Ao longo dos tempos, esta temática tem sido alvo de interesse na área de educação.
Segundo Neto (2003) “O estudo do jogo apresenta-se como um fenómeno complexo e
global. A sua fundamentação é dispersa devido à multiplicidade de abordagens, linhas
investigação diferenciadas, e de múltiplos pontos de vista teóricos.” (p. 6)
Assim, é extremamente difícil falarmos numa definição exata desta palavra, na
medida em que, a diversidade de jogos conhecidos, tais como faz-de-conta, simbólicos,
motores, intelectuais ou cognitivos, individuais ou coletivos, metafóricos, de palavras, de
adultos, de animais e inúmeros outros, indica a multiplicidade de atividades incluídas na
categoria jogo. A variedade de atividades consideradas como jogo mostra a dificuldade
da tarefa de defini-lo. Contudo, a palavra jogo, segundo o dicionário da língua portuguesa,
tem origem latina “jocu”, que significa “actividade lúdica ou competitiva em que há
regras estabelecidas e em que os participantes se opõem, pretendendo cada um ganhar ou
conseguir melhor resultado que o outro;” (Costa & Melo, 2003, p. 979). Assim, no seu
sentido etimológico, esta palavra diz respeito a uma brincadeira, a uma atividade de
recreação, mas que também pode ser sujeita a regras que devem ser respeitadas com a
finalidade de perda ou ganho de alguma coisa/objetivo.
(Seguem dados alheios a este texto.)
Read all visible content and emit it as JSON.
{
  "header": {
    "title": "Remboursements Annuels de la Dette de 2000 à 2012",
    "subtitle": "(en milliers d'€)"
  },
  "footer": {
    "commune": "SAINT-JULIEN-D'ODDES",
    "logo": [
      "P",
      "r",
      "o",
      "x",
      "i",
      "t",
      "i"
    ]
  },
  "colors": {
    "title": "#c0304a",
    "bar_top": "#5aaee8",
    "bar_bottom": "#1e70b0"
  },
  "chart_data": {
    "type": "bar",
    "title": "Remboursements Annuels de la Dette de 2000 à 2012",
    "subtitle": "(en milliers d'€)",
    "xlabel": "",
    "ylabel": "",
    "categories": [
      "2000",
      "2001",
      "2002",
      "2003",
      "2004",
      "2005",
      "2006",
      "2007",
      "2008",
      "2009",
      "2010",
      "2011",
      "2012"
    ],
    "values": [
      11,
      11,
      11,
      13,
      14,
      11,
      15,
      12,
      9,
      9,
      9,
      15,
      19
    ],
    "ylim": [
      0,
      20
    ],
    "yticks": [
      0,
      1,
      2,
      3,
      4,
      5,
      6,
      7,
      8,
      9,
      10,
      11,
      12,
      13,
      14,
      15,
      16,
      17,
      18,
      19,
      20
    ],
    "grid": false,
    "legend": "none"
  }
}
Neste trabalho de investigação empregamos a palavra Jogo como um recurso para o
desenvolvimento cognitivo e não como uma competição entre pessoas ou grupos que
envolve uma vitória ou derrota.
Não obstante, é importante examinar o que alguns autores pensam sobre o conceito
dessa palavra, visto que há definições como a de Huizinga (2001) :
O jogo é uma função da vida, mas não é passível de definição exata em termos
lógicos, biológicos ou estéticos. O conceito de jogo deve permanecer distinto de
todas as outras formas de pensamento através das quais exprimimos a estrutura
da vida espiritual e social. Teremos, portanto, de limitar-nos a descrever as suas
principais características. (p. 10)
Ainda este autor defende que o jogo para as crianças não tem a mesma conotação que
para os adultos, isto porque devemos ter em consideração que para a criança trata-se de
um momento, não só de brincadeira, mas também de aprendizagem, enquanto que,
geralmente para o adulto, é mera recreação. Assim, para as crianças, o jogo tem um
enorme interesse, pois a partir deste, ela conclui que a brincadeira é uma ótima forma
para se aprender.
Uma outra definição de jogo bastante interessante é a de Henri Wallon (2005), um
psicólogo francês com diversos estudos ao nível da relação entre o jogo e a criança. Este
refere que “o jogo é a atividade própria da criança;” sendo que para ela, o jogo está
dividido em quatro fases, cada uma com diferentes níveis de complexidade:
1.ª “Os jogos funcionais podem ser movimentos muito simples, como estender e
dobrar os braços ou as pernas, agitar os dedos, tocar os objetos, imprimir-lhes
balanceamentos, produzir ruídos ou sons.” (p. 73) Segundo o autor, nesta fase, o
jogo é como que uma atividade à procura de efeitos, ainda elementares, mas que
tem uma importância fundamental para preparar a utilização combinada e cada
vez mais correta e mais diversa dos nossos gestos;
2.ª “com os jogos de ficção, cujo tipo é brincar às bonecas, montar um pau como
se fosse um cavalo, etc., intervém uma atividade cuja interpretação é mais
complexa, mas que está também mais próxima de certas definições melhor
diferenciadas que têm sido propostas do jogo”. (p. 73). Nesta fase prevalece o “faz
de conta”, a situação imaginária, ou seja, a criança imita situações do seu
quotidiano, como por exemplo, imitar os pais, os educadores/professores;
3.ª “Nos jogos de aquisição, a criança é, segundo uma expressão corrente, toda
olhos e toda ouvidos; observa, escuta, esforça-se por perceber e compreender
coisas e seres, cenas, imagens, contos, canções, parecem absorvê-la totalmente.”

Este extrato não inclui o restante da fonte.